Did I?
I hadn’t even considered that being an option. People either showed up or they didn’t. I wasn’t used to being offered a choice. But something clinked in my chest. A tiny cage door finally fell open.
“Here’s what I think,” Dax said, when I didn’t answer. “Actually—here’s what Iknow. I know you can do this without me in there. I know you’re capable of anything you set your mind to. You’ve spent your whole life being the strongest person in the room—because you had to be. It kept you alive.”
Oof. Right in the gut.
“I don’t have to go in there,” he continued. “I’m technically needed out here. But if you want me to come in, I will. And if you’d rather go in alone, then I’ll be right here, ready to congratulate you when it’s done. I know what this house represents. It’s your war.”
That lump in my throat would need an ice pick soon.
I thought for a moment, chewing my bottom lip.

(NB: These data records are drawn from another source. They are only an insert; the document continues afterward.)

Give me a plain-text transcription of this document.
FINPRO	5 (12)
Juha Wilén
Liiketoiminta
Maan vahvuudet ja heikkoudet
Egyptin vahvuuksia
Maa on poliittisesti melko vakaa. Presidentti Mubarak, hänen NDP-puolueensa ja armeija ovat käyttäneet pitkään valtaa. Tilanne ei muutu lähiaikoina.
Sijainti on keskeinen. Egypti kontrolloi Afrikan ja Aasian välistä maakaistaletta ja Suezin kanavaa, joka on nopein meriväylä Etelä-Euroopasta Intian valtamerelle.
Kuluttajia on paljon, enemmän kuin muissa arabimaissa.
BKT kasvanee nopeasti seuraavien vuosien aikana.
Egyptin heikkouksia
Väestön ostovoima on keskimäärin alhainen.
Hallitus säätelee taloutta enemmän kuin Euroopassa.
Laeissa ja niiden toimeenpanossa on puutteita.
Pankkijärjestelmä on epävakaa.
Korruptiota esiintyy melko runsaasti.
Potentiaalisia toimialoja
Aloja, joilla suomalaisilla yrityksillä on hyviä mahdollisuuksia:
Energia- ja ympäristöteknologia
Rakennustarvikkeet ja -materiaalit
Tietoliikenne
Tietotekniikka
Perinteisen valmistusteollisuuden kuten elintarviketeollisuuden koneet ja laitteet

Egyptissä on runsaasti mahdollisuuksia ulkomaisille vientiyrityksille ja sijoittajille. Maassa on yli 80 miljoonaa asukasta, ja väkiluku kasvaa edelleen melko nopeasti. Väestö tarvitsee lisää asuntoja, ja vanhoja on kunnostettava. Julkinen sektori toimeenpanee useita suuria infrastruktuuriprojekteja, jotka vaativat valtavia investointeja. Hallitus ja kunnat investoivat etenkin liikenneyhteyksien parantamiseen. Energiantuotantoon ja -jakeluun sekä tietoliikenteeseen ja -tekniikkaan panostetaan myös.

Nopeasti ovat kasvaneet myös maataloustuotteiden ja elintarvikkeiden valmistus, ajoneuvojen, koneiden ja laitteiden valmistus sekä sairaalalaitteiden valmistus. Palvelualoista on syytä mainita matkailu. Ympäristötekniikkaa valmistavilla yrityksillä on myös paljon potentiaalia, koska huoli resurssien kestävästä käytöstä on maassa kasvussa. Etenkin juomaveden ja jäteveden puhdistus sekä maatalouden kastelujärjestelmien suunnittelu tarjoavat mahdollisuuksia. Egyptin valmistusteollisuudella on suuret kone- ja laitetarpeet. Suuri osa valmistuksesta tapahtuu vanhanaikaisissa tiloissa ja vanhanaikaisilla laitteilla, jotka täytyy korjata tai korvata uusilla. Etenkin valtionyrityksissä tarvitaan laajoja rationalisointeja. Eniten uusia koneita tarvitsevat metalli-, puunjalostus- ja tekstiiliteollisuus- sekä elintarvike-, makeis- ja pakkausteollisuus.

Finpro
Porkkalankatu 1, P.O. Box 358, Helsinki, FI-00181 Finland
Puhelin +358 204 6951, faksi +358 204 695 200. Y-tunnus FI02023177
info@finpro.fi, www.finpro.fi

“I think… I want to do it alone.”
No one in the world would be surprised by that answer—but I was.
“It’s not that I don’t need you,” I added quickly. “Because I think I do.”
I looked down, unable to deal with the intensity of the emotion tornado swirling through my body. I was equally not ready for any brewing reaction his face might be giving away.
“I haven’t always felt like the leader of my life. Even when I didn’t understand why. I don’t want to do this on my own because being on my own feels like the only safe option. I want to fight it on my own so that I can begin to trust myself to take care of me.”
I clenched my mouth shut after my uncomfortable display of vulnerability, but what was it they said about insanity? Doing the same thing over and over and expecting a different response. I was over my default responses. In fact, they exhausted me. Fear and avoidance had been driving my bus in the wrong direction of life for too long, and it was time to take back the wheel. Which is probably why it felt like I was driving around with an L-plate taped to my forehead and every decision was exhausting.
I looked up from beneath my lashes to see Dax’s mouth curved into a smile that filled his face. It didn’t make me feel completely ill. So that was a start. He said nothing, but his eyes told me everything. No anger. No disappointment. Just the same look he’d given me the night we kissed.
“I’m proud of you,” he whispered, locking my gaze. “You’ve fucking got this.”
I wanted to self-combust on the spot—but I forced myself to stand there facing him.
His fingertips grazed down my arms for the briefest moment, then dropped away.
I turned and walked up the steps to Bellamy House.
Thank God for that thigh-high split—otherwise this might’ve been a deeply ungraceful sideways wriggle.
Looking back over my shoulder, I noticed Dax was still watching.
I grinned so wide I knew my dimple was on full display.
The musty smell hit me the moment I stepped inside. How could it still reek like an old lady’s closet after all this time?
I joined Denis and June in the kitchen, where he was explaining how we could mimic a stovetop fire. My eyes roamed the latched cupboards—finally free of their padlocks—and I felt relief at the thought they’d soon be ashes.
“One of your terms was to set the fire yourself,” Denis said, leaning back against the bench, arms folded across his chest. “Is that still the case?”
I glanced around the kitchen again, but something felt off. That tugging sensation returned—like someone pulling on an invisible thread—and I couldn’t ignore it.
“I do,” I nodded. “I just?—”
The thought emerged as if someone had dropped it from the sky. “This isn’t the right room.”
I paced around the kitchen, processing my own words.
“This way,” I grinned, and I strode back towards the main foyer and up the stairs, taking them two at a time.
I stood with my hands on my hips in the small office at the top of the stairs, its door still stretched out like carpet. This was definitely the place. I felt the burning rage from earlier roll through me like a wave again, but it quickly transformed into some sort of prickling ecstasy. June hovered in the doorway as Denis stepped over the fallen door.